Dalam ajaran Islam, setiap usaha untuk menafkahi keluarga dengan cara yang halal memiliki nilai ibadah yang besar. Rasulullah ﷺ pernah menjelaskan bahwa harta yang paling utama adalah yang digunakan seseorang untuk keluarganya. Bahkan dalam sebuah hadits disebutkan bahwa setiap nafkah yang diberikan kepada keluarga akan bernilai sedekah di sisi Allah.

Artinya, keringat yang jatuh dalam usaha mencari rezeki tidak pernah sia-sia. Mungkin tidak semua orang melihatnya, tetapi Allah mengetahui setiap tetesnya.

Al-Qur’an juga mengingatkan bahwa kehidupan memang tidak selalu mudah. Allah menyampaikan bahwa manusia pasti akan diuji dengan rasa takut, kekurangan harta, dan berbagai kesulitan. Namun kabar gembira diberikan kepada mereka yang bersabar dan tetap teguh dalam menghadapi ujian.

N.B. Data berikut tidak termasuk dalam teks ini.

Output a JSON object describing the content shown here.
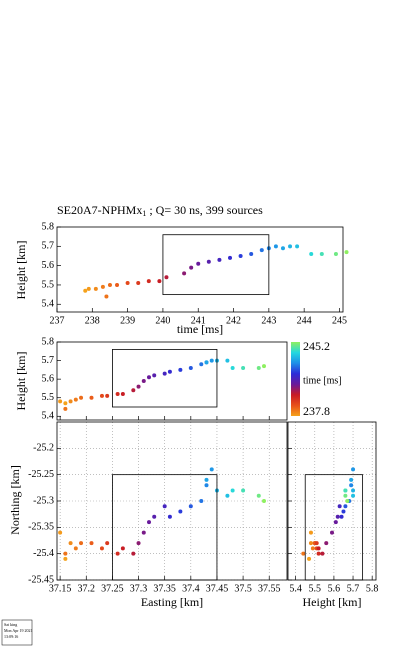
{
  "note": [
    "Sat king",
    "Mon Apr 19 2021",
    "13:09:16"
  ],
  "chart_data": [
    {
      "type": "scatter",
      "title": "SE20A7-NPHMx",
      "title_subscript": "1",
      "title_suffix": " ; Q= 30 ns, 399 sources",
      "x_label": "time [ms]",
      "y_label": "Height [km]",
      "x": [
        237.8,
        237.9,
        238.1,
        238.3,
        238.4,
        238.5,
        238.7,
        239.0,
        239.3,
        239.6,
        239.9,
        240.1,
        240.6,
        240.8,
        241.0,
        241.3,
        241.6,
        241.9,
        242.2,
        242.5,
        242.8,
        243.0,
        243.2,
        243.4,
        243.6,
        243.8,
        244.2,
        244.5,
        244.9,
        245.2
      ],
      "values": [
        5.47,
        5.48,
        5.48,
        5.49,
        5.44,
        5.5,
        5.5,
        5.51,
        5.51,
        5.52,
        5.52,
        5.54,
        5.56,
        5.59,
        5.61,
        5.62,
        5.63,
        5.64,
        5.65,
        5.66,
        5.68,
        5.69,
        5.7,
        5.69,
        5.7,
        5.7,
        5.66,
        5.66,
        5.66,
        5.67
      ],
      "xlim": [
        237,
        245.1
      ],
      "ylim": [
        5.36,
        5.8
      ],
      "xticks": [
        237,
        238,
        239,
        240,
        241,
        242,
        243,
        244,
        245
      ],
      "yticks": [
        5.4,
        5.5,
        5.6,
        5.7,
        5.8
      ],
      "box": {
        "x": [
          240,
          243
        ],
        "y": [
          5.45,
          5.76
        ]
      },
      "grid": false
    },
    {
      "type": "scatter",
      "y_label": "Height [km]",
      "x": [
        37.16,
        37.15,
        37.17,
        37.18,
        37.16,
        37.19,
        37.21,
        37.23,
        37.24,
        37.26,
        37.27,
        37.29,
        37.3,
        37.31,
        37.32,
        37.33,
        37.35,
        37.36,
        37.38,
        37.4,
        37.42,
        37.43,
        37.44,
        37.43,
        37.45,
        37.47,
        37.48,
        37.5,
        37.53,
        37.54
      ],
      "values": [
        5.47,
        5.48,
        5.48,
        5.49,
        5.44,
        5.5,
        5.5,
        5.51,
        5.51,
        5.52,
        5.52,
        5.54,
        5.56,
        5.59,
        5.61,
        5.62,
        5.63,
        5.64,
        5.65,
        5.66,
        5.68,
        5.69,
        5.7,
        5.69,
        5.7,
        5.7,
        5.66,
        5.66,
        5.66,
        5.67
      ],
      "xlim": [
        37.144,
        37.584
      ],
      "ylim": [
        5.38,
        5.8
      ],
      "xticks": [
        37.15,
        37.2,
        37.25,
        37.3,
        37.35,
        37.4,
        37.45,
        37.5,
        37.55
      ],
      "yticks": [
        5.4,
        5.5,
        5.6,
        5.7,
        5.8
      ],
      "box": {
        "x": [
          37.25,
          37.45
        ],
        "y": [
          5.45,
          5.76
        ]
      },
      "grid": false,
      "colorbar": {
        "label": "time [ms]",
        "min": 237.8,
        "max": 245.2,
        "colors": [
          "#f5a21b",
          "#e8501a",
          "#c81c24",
          "#6a1a9a",
          "#2c2cd8",
          "#1e8fe8",
          "#22d8e0",
          "#8ef060"
        ]
      }
    },
    {
      "type": "scatter",
      "x_label": "Easting [km]",
      "y_label": "Northing [km]",
      "x": [
        37.16,
        37.15,
        37.17,
        37.18,
        37.16,
        37.19,
        37.21,
        37.23,
        37.24,
        37.26,
        37.27,
        37.29,
        37.3,
        37.31,
        37.32,
        37.33,
        37.35,
        37.36,
        37.38,
        37.4,
        37.42,
        37.43,
        37.44,
        37.43,
        37.45,
        37.47,
        37.48,
        37.5,
        37.53,
        37.54
      ],
      "values": [
        -25.41,
        -25.36,
        -25.38,
        -25.39,
        -25.4,
        -25.38,
        -25.38,
        -25.39,
        -25.38,
        -25.4,
        -25.39,
        -25.4,
        -25.38,
        -25.36,
        -25.34,
        -25.33,
        -25.31,
        -25.33,
        -25.32,
        -25.31,
        -25.3,
        -25.27,
        -25.24,
        -25.26,
        -25.28,
        -25.29,
        -25.28,
        -25.28,
        -25.29,
        -25.3
      ],
      "xlim": [
        37.144,
        37.584
      ],
      "ylim": [
        -25.45,
        -25.15
      ],
      "xticks": [
        37.15,
        37.2,
        37.25,
        37.3,
        37.35,
        37.4,
        37.45,
        37.5,
        37.55
      ],
      "yticks": [
        -25.2,
        -25.25,
        -25.3,
        -25.35,
        -25.4,
        -25.45
      ],
      "box": {
        "x": [
          37.25,
          37.45
        ],
        "y": [
          -25.45,
          -25.25
        ]
      },
      "grid": true
    },
    {
      "type": "scatter",
      "x_label": "Height [km]",
      "x": [
        5.47,
        5.48,
        5.48,
        5.49,
        5.44,
        5.5,
        5.5,
        5.51,
        5.51,
        5.52,
        5.52,
        5.54,
        5.56,
        5.59,
        5.61,
        5.62,
        5.63,
        5.64,
        5.65,
        5.66,
        5.68,
        5.69,
        5.7,
        5.69,
        5.7,
        5.7,
        5.66,
        5.66,
        5.66,
        5.67
      ],
      "values": [
        -25.41,
        -25.36,
        -25.38,
        -25.39,
        -25.4,
        -25.38,
        -25.38,
        -25.39,
        -25.38,
        -25.4,
        -25.39,
        -25.4,
        -25.38,
        -25.36,
        -25.34,
        -25.33,
        -25.31,
        -25.33,
        -25.32,
        -25.31,
        -25.3,
        -25.27,
        -25.24,
        -25.26,
        -25.28,
        -25.29,
        -25.28,
        -25.28,
        -25.29,
        -25.3
      ],
      "xlim": [
        5.36,
        5.82
      ],
      "ylim": [
        -25.45,
        -25.15
      ],
      "xticks": [
        5.4,
        5.5,
        5.6,
        5.7,
        5.8
      ],
      "yticks": [
        -25.2,
        -25.25,
        -25.3,
        -25.35,
        -25.4,
        -25.45
      ],
      "box": {
        "x": [
          5.45,
          5.75
        ],
        "y": [
          -25.45,
          -25.25
        ]
      },
      "grid": true
    }
  ]
}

Karena itu, jika hari ini terasa berat, jangan buru-buru merasa gagal. Bisa jadi Allah sedang melatih kesabaran kita. Bisa jadi Dia sedang mempersiapkan sesuatu yang lebih baik di waktu yang belum kita ketahui.

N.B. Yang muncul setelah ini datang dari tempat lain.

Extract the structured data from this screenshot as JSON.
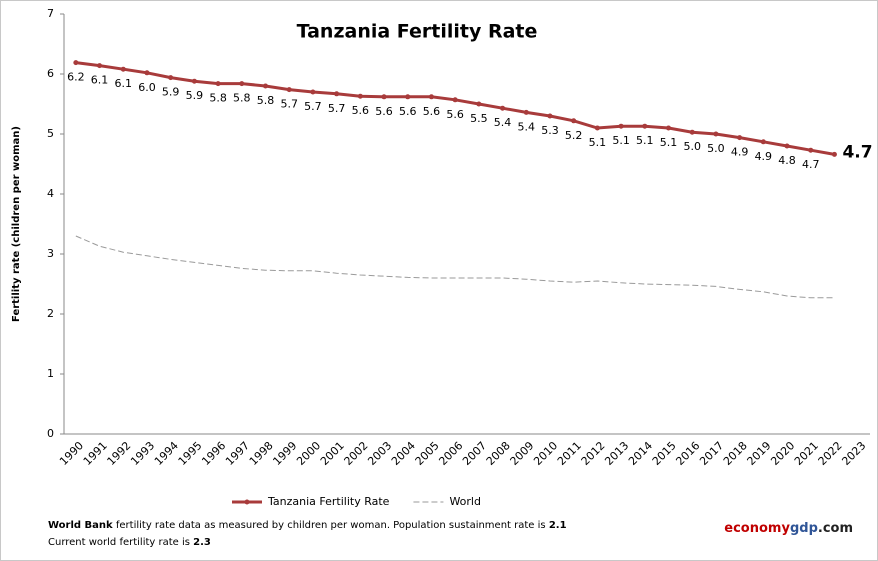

Bukankah Allah juga menenangkan hati orang-orang beriman dengan janji-Nya bahwa di balik setiap kesulitan selalu ada kemudahan? Janji itu bukan sekadar penghibur, tetapi kepastian dari Tuhan yang tidak pernah ingkar.

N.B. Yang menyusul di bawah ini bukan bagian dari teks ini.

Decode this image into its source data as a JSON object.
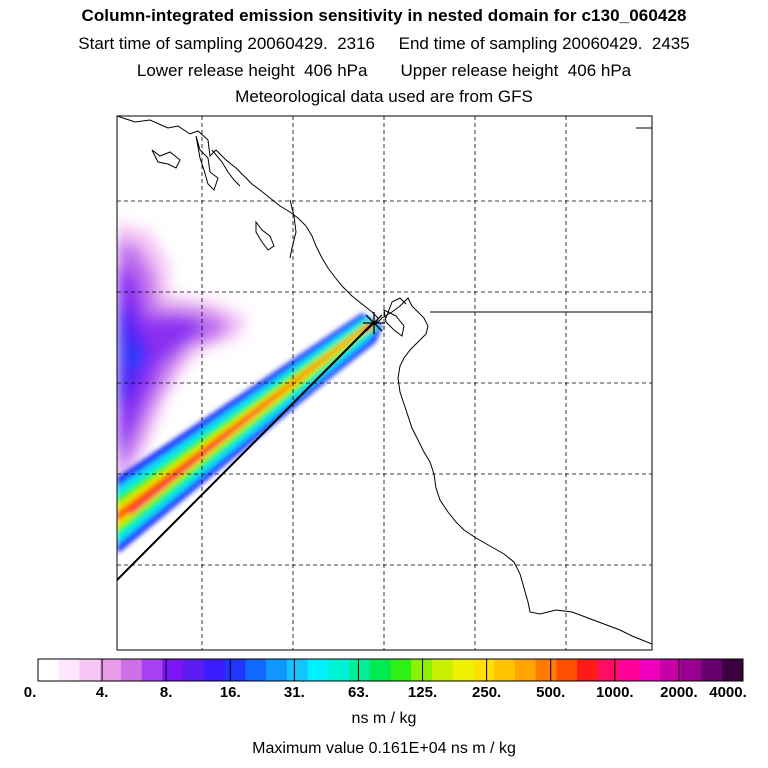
{
  "header": {
    "title": "Column-integrated emission sensitivity in nested domain for c130_060428",
    "line2": "Start time of sampling 20060429.  2316     End time of sampling 20060429.  2435",
    "line3": "Lower release height  406 hPa       Upper release height  406 hPa",
    "line4": "Meteorological data used are from GFS"
  },
  "legend": {
    "ticks": [
      "0.",
      "4.",
      "8.",
      "16.",
      "31.",
      "63.",
      "125.",
      "250.",
      "500.",
      "1000.",
      "2000.",
      "4000."
    ],
    "colors": [
      "#ffffff",
      "#ffe6ff",
      "#f7c6f7",
      "#e79be9",
      "#cc70e6",
      "#a740ef",
      "#7d14f5",
      "#5a1cf0",
      "#3c1cff",
      "#2036ff",
      "#1068ff",
      "#1096ff",
      "#14c4ff",
      "#00f2ff",
      "#00f2d6",
      "#00ed9a",
      "#00ea52",
      "#2ef014",
      "#8cf000",
      "#c8f000",
      "#eef200",
      "#ffe000",
      "#ffc400",
      "#ffa400",
      "#ff7c00",
      "#ff4e00",
      "#ff1a1a",
      "#ff0d64",
      "#ff009a",
      "#ef00bd",
      "#c600a6",
      "#98008d",
      "#66006a",
      "#3a0040"
    ],
    "units": "ns m / kg",
    "max_value_text": "Maximum value  0.161E+04 ns m / kg"
  },
  "map": {
    "release_marker": "star-marker",
    "grid_style": "dashed"
  }
}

Sebab dalam banyak kisah kehidupan, orang-orang yang akhirnya kuat adalah mereka yang tidak berhenti di tengah jalan. Mereka mungkin pernah jatuh, pernah lelah, pernah hampir menyerah. Tetapi mereka tetap memilih bangkit, karena ada keluarga yang membutuhkan mereka tetap berdiri.

Dan ketika langkah terasa berat, ingatlah satu hal sederhana: di rumah ada mata-mata kecil yang memandang ayahnya sebagai tempat bergantung.

Perjuangan seorang kepala keluarga sering kali tidak terlihat oleh banyak orang. Tidak semua keringat dipuji, tidak semua usaha dihargai. Namun setiap ikhtiar yang dilakukan dengan niat menjaga dan membahagiakan keluarga adalah ibadah yang bernilai di sisi Allah.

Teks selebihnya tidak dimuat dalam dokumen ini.